So just what is your browser cache, what exactly are cookies, and why is clearing them important for your business?
You most likely use quite a lot of software in your business, from word processing and spreadsheets to databases and even smartphone apps.
It can be easy to overlook your browser, but in fact it’s an important bit of business software.
You might use it for many things, including interacting with your customers on social media, banking, purchasing business supplies, networking, publishing content and keeping up with your email.
As such, it’s important that you keep your browser running as efficiently as possible.
What Is a Browser Cache?
The browser cache stores its own copy of web pages that you visit, including elements such as logos, banners, pictures and navigation buttons.
When you visit a web page, your browser checks its cache to see if it already has its own copy. If it does, it can use those elements without needing to re-download them every time, which makes the web page load faster and your browser run better.
What Are Cookies?
Cookies are small text files that are created and stored when you visit a web page. The web page sends information to your browser, creating a cookie. When you return to that web page, the browser retrieves the cookie and sends it to the website server.
Cookies can be used for authentication, to save users having to log in over and over again and to keep track of pages visited so navigation is easier.
Why Do You Need to Clear Your Browser Cache?
The fact that your cache can help your browser to load web pages faster is obviously a good thing, but without regular clearing, your cache can cause some frustrating little problems.
As the article “The Importance of Clearing Your Browser Cache” points out, because your cache basically means your computer is loading an older, stored version of a website, you might run into issues such as:
- A web page hanging or freezing;
- Browsing sessions or log ins timing out;
- Games or applications malfunctioning;
- Page elements appearing broken;
- Problems with logging in to an account.
If you clear out both your cache and your cookies, the next time you visit a web page your computer will think you have neither visited nor logged onto it (if applicable) before.
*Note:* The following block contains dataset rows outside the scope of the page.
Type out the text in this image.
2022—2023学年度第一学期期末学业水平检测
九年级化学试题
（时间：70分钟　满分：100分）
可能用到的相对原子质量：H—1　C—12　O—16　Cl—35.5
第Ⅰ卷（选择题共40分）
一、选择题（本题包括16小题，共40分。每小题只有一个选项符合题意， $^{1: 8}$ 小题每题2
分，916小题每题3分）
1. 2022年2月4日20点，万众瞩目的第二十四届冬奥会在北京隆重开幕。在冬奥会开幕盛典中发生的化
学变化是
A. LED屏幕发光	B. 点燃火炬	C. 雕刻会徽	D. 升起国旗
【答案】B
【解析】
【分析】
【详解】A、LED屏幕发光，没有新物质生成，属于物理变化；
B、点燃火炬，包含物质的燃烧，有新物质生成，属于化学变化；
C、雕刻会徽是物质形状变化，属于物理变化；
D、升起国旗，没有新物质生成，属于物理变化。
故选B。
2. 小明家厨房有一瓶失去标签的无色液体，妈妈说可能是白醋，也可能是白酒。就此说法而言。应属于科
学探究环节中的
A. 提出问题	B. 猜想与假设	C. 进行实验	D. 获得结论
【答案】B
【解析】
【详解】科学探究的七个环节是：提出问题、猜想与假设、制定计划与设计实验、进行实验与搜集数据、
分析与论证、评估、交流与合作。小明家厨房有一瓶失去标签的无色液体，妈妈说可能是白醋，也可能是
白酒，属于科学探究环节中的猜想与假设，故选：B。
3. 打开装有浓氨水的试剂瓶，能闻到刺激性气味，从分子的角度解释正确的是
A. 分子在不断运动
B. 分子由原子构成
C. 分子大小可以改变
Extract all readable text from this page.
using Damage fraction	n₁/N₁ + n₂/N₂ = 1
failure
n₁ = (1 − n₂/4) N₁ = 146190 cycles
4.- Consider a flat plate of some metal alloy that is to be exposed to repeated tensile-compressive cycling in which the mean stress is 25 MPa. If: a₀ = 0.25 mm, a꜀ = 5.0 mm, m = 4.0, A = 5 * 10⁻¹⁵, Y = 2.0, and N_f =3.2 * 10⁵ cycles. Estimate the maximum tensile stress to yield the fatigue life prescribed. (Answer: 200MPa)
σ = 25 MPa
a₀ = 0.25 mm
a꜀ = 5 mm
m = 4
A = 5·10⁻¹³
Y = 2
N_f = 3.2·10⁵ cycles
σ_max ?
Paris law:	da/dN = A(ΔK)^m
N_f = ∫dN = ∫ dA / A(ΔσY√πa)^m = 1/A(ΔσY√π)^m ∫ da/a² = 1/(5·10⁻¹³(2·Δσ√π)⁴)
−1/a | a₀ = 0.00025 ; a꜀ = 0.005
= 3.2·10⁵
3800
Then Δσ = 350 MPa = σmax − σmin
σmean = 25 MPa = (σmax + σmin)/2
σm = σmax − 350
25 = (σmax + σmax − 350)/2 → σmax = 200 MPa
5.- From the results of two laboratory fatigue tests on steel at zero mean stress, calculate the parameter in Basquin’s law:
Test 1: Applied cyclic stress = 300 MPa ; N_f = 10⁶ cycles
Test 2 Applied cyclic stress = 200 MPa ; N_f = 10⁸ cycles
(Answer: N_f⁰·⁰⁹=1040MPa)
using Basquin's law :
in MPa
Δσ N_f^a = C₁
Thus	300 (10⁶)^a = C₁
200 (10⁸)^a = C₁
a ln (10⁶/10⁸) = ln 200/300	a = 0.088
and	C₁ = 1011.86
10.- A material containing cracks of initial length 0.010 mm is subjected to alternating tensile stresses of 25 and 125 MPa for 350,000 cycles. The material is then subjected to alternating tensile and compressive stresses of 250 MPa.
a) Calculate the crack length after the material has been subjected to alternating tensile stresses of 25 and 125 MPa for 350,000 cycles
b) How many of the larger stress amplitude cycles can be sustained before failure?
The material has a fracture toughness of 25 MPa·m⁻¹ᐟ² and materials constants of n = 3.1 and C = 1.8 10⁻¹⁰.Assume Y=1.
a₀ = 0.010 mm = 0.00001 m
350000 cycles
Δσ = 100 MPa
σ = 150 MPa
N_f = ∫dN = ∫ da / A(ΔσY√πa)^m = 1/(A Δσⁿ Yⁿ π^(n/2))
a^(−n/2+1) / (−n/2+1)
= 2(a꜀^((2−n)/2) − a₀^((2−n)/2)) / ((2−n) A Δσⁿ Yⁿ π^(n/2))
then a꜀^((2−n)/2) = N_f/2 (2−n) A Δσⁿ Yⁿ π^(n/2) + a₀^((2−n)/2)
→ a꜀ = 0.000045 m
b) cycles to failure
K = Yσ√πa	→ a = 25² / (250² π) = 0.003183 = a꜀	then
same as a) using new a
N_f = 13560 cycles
That’s good news, because you’ll get the most up to date version of the web page, which should solve any problems.
And, while cookies are generally safe, there is always the small risk of them containing harmful information, which you can get rid of by deleting them.
You’ll have to re-enter any usernames or passwords the first time you visit a website after clearing your cache and cookies, but that’s a small price to pay to keep your browser running quickly and securely.
When you think about it, using a web browser is most likely a regular part of your business day.
And just like any other part of your business, you want it to run as efficiently as possible.
That’s why regularly cleaning out your browser cache, and encouraging your employees to do the same, is important.
Think of it as a little tune up that will keep things running smoothly and keep your online business activities smooth and secure.